—Où, dites-moi.

—Aux îles des Apôtres.

—Connais pas, fit Jacot avec un mouvement des épaules. Mais, ajouta-t-il d'un ton suppliant, vous m'indiquerez le chemin.

—Non, dit Meneh-Ouiakon; si mon frère désire être utile à son maître, il fera mieux de me suivre.

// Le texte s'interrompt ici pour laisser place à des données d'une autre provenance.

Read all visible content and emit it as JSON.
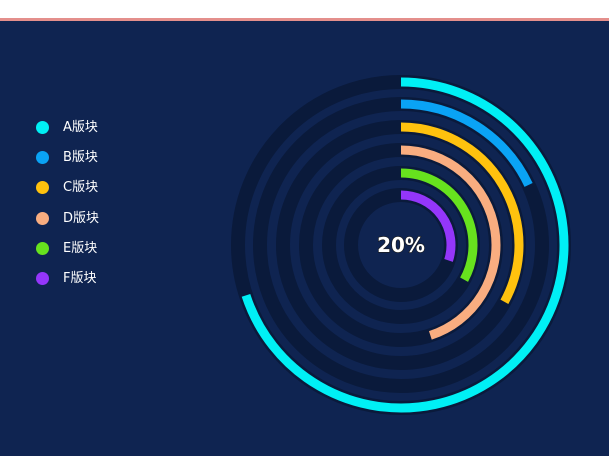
{
  "chart_data": {
    "type": "radial-bar",
    "center_label": "20%",
    "max": 100,
    "series": [
      {
        "name": "A版块",
        "value": 70,
        "color": "#00f0f5"
      },
      {
        "name": "B版块",
        "value": 18,
        "color": "#0aa3f5"
      },
      {
        "name": "C版块",
        "value": 33,
        "color": "#ffc20e"
      },
      {
        "name": "D版块",
        "value": 45,
        "color": "#f9ad80"
      },
      {
        "name": "E版块",
        "value": 33,
        "color": "#67e21e"
      },
      {
        "name": "F版块",
        "value": 30,
        "color": "#9436fa"
      }
    ],
    "track_color": "#0a1a3b",
    "legend_position": "left"
  }
}
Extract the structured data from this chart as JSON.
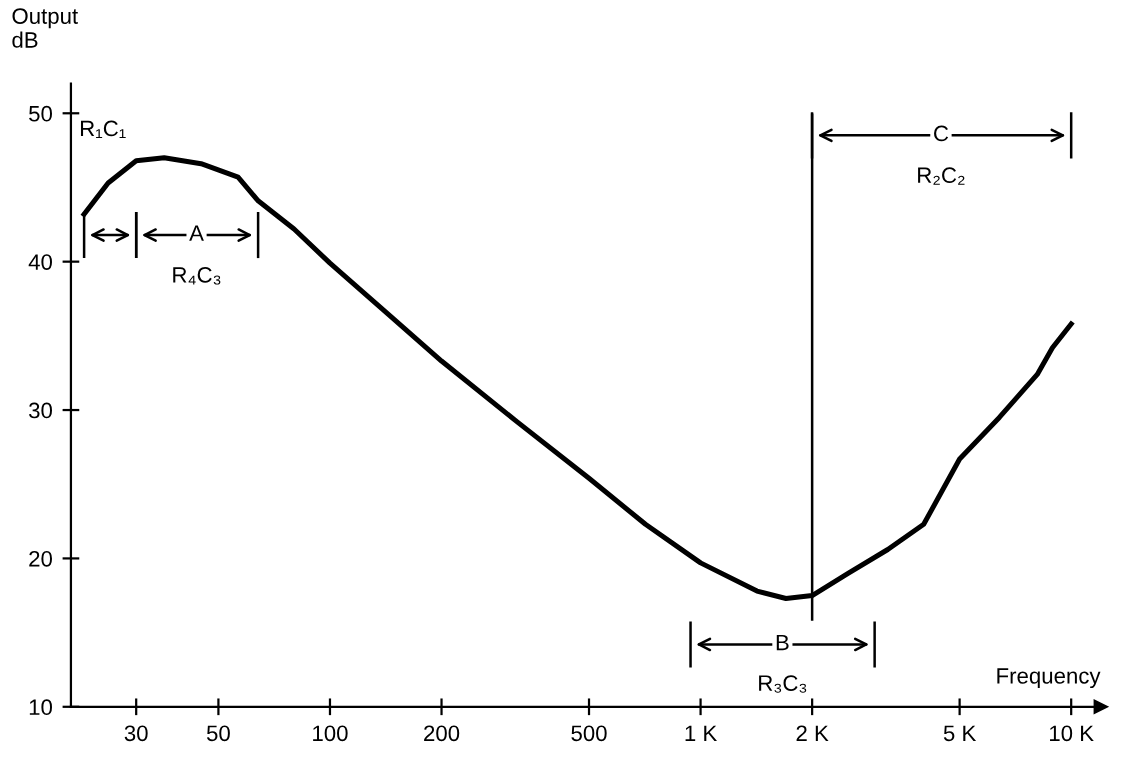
{
  "chart_data": {
    "type": "line",
    "xlabel": "Frequency",
    "ylabel": "Output\ndB",
    "log": "x",
    "xlim": [
      20,
      12000
    ],
    "ylim": [
      10,
      52
    ],
    "xticks": [
      30,
      50,
      100,
      200,
      500,
      {
        "value": 1000,
        "label": "1 K"
      },
      {
        "value": 2000,
        "label": "2 K"
      },
      {
        "value": 5000,
        "label": "5 K"
      },
      {
        "value": 10000,
        "label": "10 K"
      }
    ],
    "yticks": [
      10,
      20,
      30,
      40,
      50
    ],
    "grid": false,
    "marker": "none",
    "line_style": "solid",
    "series": [
      {
        "color": "#000000",
        "x": [
          21.7,
          25.2,
          30,
          35.7,
          44.9,
          56.5,
          64,
          80,
          100,
          143,
          200,
          320,
          500,
          710,
          1000,
          1420,
          1700,
          2000,
          2500,
          3200,
          4000,
          5000,
          6400,
          8100,
          8900,
          10000
        ],
        "values": [
          43.2,
          45.3,
          46.8,
          47.0,
          46.6,
          45.7,
          44.1,
          42.2,
          39.9,
          36.5,
          33.3,
          29.2,
          25.4,
          22.3,
          19.7,
          17.8,
          17.3,
          17.5,
          19.0,
          20.6,
          22.3,
          26.7,
          29.5,
          32.4,
          34.2,
          35.8
        ]
      }
    ],
    "ref_lines": [
      {
        "axis": "x",
        "value": 2000
      }
    ],
    "annotations": [
      "R₁C₁",
      "A",
      "R₄C₃",
      "B",
      "R₃C₃",
      "C",
      "R₂C₂"
    ]
  }
}
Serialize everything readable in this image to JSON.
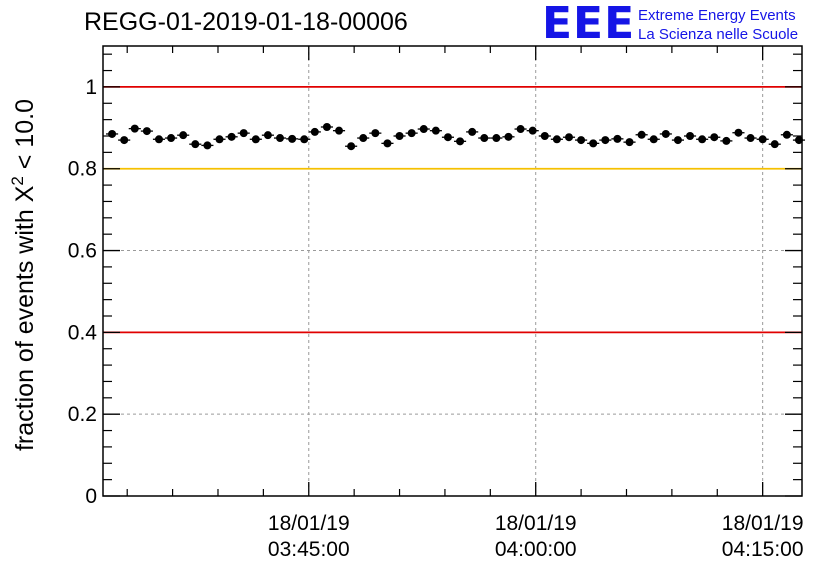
{
  "title": "REGG-01-2019-01-18-00006",
  "logo": {
    "mark": "EEE",
    "line1": "Extreme Energy Events",
    "line2": "La Scienza nelle Scuole"
  },
  "colors": {
    "red_line": "#e00000",
    "yellow_line": "#f5c000",
    "marker": "#000000",
    "logo_blue": "#1515e6",
    "grid": "#9a9a9a"
  },
  "chart_data": {
    "type": "scatter",
    "title": "REGG-01-2019-01-18-00006",
    "ylabel_prefix": "fraction of events with X",
    "ylabel_sup": "2",
    "ylabel_suffix": " < 10.0",
    "xlabel": "",
    "ylim": [
      0,
      1.1
    ],
    "xlim_minutes": [
      31.4,
      77.6
    ],
    "grid": true,
    "y_ticks": [
      0,
      0.2,
      0.4,
      0.6,
      0.8,
      1
    ],
    "y_tick_labels": [
      "0",
      "0.2",
      "0.4",
      "0.6",
      "0.8",
      "1"
    ],
    "x_ticks": [
      {
        "minutes": 45,
        "date": "18/01/19",
        "time": "03:45:00"
      },
      {
        "minutes": 60,
        "date": "18/01/19",
        "time": "04:00:00"
      },
      {
        "minutes": 75,
        "date": "18/01/19",
        "time": "04:15:00"
      }
    ],
    "reference_lines": [
      {
        "y": 1.0,
        "color": "red"
      },
      {
        "y": 0.8,
        "color": "yellow"
      },
      {
        "y": 0.4,
        "color": "red"
      }
    ],
    "series": [
      {
        "name": "fraction",
        "x_minutes": [
          32.0,
          32.8,
          33.5,
          34.3,
          35.1,
          35.9,
          36.7,
          37.5,
          38.3,
          39.1,
          39.9,
          40.7,
          41.5,
          42.3,
          43.1,
          43.9,
          44.7,
          45.4,
          46.2,
          47.0,
          47.8,
          48.6,
          49.4,
          50.2,
          51.0,
          51.8,
          52.6,
          53.4,
          54.2,
          55.0,
          55.8,
          56.6,
          57.4,
          58.2,
          59.0,
          59.8,
          60.6,
          61.4,
          62.2,
          63.0,
          63.8,
          64.6,
          65.4,
          66.2,
          67.0,
          67.8,
          68.6,
          69.4,
          70.2,
          71.0,
          71.8,
          72.6,
          73.4,
          74.2,
          75.0,
          75.8,
          76.6,
          77.4
        ],
        "values": [
          0.885,
          0.87,
          0.898,
          0.892,
          0.872,
          0.875,
          0.882,
          0.86,
          0.857,
          0.872,
          0.878,
          0.887,
          0.872,
          0.882,
          0.875,
          0.873,
          0.872,
          0.89,
          0.902,
          0.893,
          0.855,
          0.875,
          0.887,
          0.862,
          0.88,
          0.887,
          0.897,
          0.893,
          0.877,
          0.867,
          0.89,
          0.875,
          0.875,
          0.878,
          0.897,
          0.893,
          0.88,
          0.872,
          0.877,
          0.87,
          0.862,
          0.87,
          0.873,
          0.865,
          0.883,
          0.872,
          0.885,
          0.87,
          0.88,
          0.872,
          0.877,
          0.868,
          0.888,
          0.875,
          0.872,
          0.86,
          0.883,
          0.87
        ],
        "errors": [
          0.007,
          0.007,
          0.007,
          0.007,
          0.007,
          0.007,
          0.007,
          0.007,
          0.007,
          0.007,
          0.007,
          0.007,
          0.007,
          0.007,
          0.007,
          0.007,
          0.007,
          0.007,
          0.007,
          0.007,
          0.007,
          0.007,
          0.007,
          0.007,
          0.007,
          0.007,
          0.007,
          0.007,
          0.007,
          0.007,
          0.007,
          0.007,
          0.007,
          0.007,
          0.007,
          0.007,
          0.007,
          0.007,
          0.007,
          0.007,
          0.007,
          0.007,
          0.007,
          0.007,
          0.007,
          0.007,
          0.007,
          0.007,
          0.007,
          0.007,
          0.007,
          0.007,
          0.007,
          0.007,
          0.007,
          0.007,
          0.007,
          0.007
        ]
      }
    ]
  }
}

—Vous suivre! mais j'irais au bout de la terre, sans vous manquer de respect, mam'selle. Car figurez-vous que j'ai été pris avec le mar'chef par ces scélérats d'assassins, que leur capitaine, un diable rouge, m'a mordu au cou, jeté à l'eau; que je suis rentré à la nage dans le bateau, ou j'ai retrouvé le mar'chef, mais pas pour longtemps, car, au milieu de la nuit, regardant par un panneau de la goélette et voyant qu'elle voguait près de terre, j'ai pensé que je ne pouvais pas servir le mar'chef, tandis que je courais risque de me desservir beaucoup moi-même en restant sur le navire, et j'ai pris de la poudre d'escampette. Ah! si j'avais su! Je gagne le bord; j'attends le jour pour m'orienter. Je découvre des tas de gens. Bon, je me dis, te voilà sauvé, Godailleur. Mais c'étaient des Américains qui travaillaient aux mines de cuivre. Ils ne me comprenaient pas, ni moi non plus. A grand'peine j'ai pu vivre depuis ce temps-la… Quel coquin de pays, sauf votre respect, mam'selle! Ça ne fait rien, si le mar'chef ne vous a pas… vous m'entendez… et si vous pouvez me fournir le moyen de retourner en France… ma foi, mille millions de carabines, je vous épouse! Mais, il paraît que vous me connaissez aussi!

—Je te connais, mon frère.

—Ah! j'y suis, le mar'chef vous a parlé de moi!

—Ton chef m'a parlé de toi.

—Mais, sans vous offenser, fit alors Jacot Godailleur l'un ton méditatif, vous me tutoyez comme si nous avions été camarades de lit pendant tout un congé est-ce qu'il me serait permis de vous rendre la réciproque, sauf votre respect?

Cette question saugrenue demeura sans réponse.